O cargo de ombudsman - nome dado, na Suécia, ao defensor público independente - foi criado no Pão de Açúcar em 1993.
“Deram aos consumidores uma solução para seus problemas”, diz Cláudio Felisoni, especialista em varejo da Universidade de São Paulo.
Simples efeito de marketing? Não. O Pão de Açúcar realmente dotou sua ombudsman com recursos, independência e acesso direto à presidência da empresa. E Vera Giangrande, uma mulher com muita personalidade, levou isso a sério, transformando-se em um ícone para os consumidores, com sua fotografia de avó firme e bondosa pendurada em todas as lojas da rede.
Marketing, sim, mas do bom.
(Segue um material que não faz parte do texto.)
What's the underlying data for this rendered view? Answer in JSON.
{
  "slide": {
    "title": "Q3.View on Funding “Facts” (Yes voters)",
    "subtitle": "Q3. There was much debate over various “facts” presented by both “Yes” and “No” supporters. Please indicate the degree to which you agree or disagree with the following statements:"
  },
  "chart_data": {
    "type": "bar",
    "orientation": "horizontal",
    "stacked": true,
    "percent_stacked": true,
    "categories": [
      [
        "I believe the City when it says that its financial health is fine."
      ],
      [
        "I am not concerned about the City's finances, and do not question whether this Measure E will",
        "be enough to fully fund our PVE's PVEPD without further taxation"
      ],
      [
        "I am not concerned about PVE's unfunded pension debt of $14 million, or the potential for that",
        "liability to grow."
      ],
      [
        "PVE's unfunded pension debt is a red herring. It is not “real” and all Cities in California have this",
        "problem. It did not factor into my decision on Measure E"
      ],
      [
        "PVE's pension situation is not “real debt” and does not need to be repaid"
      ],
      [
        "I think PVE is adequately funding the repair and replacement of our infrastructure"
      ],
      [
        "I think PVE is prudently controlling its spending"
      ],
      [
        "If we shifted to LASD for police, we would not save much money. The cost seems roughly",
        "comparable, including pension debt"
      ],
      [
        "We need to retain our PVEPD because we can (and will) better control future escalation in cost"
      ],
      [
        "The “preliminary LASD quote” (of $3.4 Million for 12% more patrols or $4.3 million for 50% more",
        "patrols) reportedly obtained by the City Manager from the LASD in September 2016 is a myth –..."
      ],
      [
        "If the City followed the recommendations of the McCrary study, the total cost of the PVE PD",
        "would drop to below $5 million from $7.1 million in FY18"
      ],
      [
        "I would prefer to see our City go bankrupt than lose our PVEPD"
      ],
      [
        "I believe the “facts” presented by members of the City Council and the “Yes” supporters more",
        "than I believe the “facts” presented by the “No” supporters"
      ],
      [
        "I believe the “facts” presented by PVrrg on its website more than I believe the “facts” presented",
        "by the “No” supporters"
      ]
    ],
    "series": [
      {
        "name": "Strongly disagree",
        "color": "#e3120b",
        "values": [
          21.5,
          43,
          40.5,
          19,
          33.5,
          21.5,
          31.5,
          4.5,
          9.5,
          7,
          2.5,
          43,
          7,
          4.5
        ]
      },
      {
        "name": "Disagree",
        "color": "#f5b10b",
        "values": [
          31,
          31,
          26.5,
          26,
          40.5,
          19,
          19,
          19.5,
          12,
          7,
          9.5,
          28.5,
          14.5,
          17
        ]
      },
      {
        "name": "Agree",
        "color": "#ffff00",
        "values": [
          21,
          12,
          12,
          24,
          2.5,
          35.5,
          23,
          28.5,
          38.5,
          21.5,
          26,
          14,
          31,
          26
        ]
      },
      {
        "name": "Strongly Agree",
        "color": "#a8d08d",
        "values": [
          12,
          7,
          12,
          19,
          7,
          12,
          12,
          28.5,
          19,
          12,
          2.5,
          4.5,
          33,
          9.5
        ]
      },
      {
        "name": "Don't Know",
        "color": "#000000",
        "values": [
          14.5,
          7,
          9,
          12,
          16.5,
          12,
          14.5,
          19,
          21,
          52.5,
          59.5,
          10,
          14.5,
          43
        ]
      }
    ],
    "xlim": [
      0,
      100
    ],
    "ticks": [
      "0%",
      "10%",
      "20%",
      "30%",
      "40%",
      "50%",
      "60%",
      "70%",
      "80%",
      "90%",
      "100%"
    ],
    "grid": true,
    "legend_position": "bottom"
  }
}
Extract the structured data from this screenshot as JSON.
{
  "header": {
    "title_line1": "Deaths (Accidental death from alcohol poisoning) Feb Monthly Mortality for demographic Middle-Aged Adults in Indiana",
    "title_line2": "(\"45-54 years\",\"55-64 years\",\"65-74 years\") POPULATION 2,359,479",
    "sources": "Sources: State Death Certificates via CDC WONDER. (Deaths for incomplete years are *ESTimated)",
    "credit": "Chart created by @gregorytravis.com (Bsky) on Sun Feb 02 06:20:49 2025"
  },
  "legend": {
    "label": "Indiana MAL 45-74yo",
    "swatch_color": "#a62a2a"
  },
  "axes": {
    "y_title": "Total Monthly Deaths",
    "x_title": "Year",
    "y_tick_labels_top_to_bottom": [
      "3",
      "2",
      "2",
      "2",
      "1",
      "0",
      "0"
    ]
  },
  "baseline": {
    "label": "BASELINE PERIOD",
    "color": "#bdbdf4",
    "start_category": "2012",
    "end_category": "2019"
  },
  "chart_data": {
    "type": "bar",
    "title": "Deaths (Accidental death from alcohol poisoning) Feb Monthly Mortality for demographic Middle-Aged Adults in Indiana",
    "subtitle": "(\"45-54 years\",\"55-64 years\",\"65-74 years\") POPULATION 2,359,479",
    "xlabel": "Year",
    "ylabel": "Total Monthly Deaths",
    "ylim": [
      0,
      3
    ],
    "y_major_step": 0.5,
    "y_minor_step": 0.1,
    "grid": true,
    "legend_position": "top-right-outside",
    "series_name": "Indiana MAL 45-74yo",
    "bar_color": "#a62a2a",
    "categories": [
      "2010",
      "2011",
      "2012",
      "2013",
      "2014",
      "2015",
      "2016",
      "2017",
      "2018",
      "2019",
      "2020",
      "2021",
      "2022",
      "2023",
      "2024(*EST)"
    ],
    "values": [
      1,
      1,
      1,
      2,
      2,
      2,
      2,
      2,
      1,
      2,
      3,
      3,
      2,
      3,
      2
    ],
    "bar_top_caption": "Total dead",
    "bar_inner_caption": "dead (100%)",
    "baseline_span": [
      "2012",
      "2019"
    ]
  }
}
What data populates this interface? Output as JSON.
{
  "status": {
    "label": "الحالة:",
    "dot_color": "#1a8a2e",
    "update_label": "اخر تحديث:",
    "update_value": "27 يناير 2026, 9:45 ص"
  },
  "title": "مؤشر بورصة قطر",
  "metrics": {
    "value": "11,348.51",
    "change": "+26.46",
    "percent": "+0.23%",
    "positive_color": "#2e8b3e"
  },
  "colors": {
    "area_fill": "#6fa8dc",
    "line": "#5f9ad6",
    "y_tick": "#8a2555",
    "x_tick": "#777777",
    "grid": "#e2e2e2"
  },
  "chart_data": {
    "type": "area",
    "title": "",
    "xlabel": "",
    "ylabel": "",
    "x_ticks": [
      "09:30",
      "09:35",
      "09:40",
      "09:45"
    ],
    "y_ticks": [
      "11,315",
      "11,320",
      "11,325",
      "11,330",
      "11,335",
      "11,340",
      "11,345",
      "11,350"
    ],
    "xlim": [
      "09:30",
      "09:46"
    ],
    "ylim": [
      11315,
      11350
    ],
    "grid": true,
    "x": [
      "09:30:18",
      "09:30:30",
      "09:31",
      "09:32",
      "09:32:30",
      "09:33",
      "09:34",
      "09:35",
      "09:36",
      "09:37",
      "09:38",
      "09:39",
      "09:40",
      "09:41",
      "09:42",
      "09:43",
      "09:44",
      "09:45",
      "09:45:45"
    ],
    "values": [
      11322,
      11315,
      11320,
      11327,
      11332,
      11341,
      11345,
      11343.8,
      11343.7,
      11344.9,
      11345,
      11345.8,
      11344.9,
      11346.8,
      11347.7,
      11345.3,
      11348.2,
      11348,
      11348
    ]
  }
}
O Pão de Açúcar conseguiu criar um canal de contato com os 800 mil consumidores que procuram diariamente suas lojas.
De 1997 a 1999, as grandes redes aumentaram de 47% para 57% sua participação no varejo de auto-serviço no Brasil. O Carrefour, por exemplo, cresceu enquanto comprava pequenos armazéns e redes. O Pão de Açúcar não tinha mais estratégias para enfrentar o mega-adversário, a não ser personalizar seu serviço.
Mas a história continua. Vera Giangrande morreu e suas fotos estão sendo retiradas das lojas, como no final de uma peça de teatro. Consumidores como Tereza receberão a mesma atenção sem Giangrande? Esse é o novo desafio do Pão de Açúcar.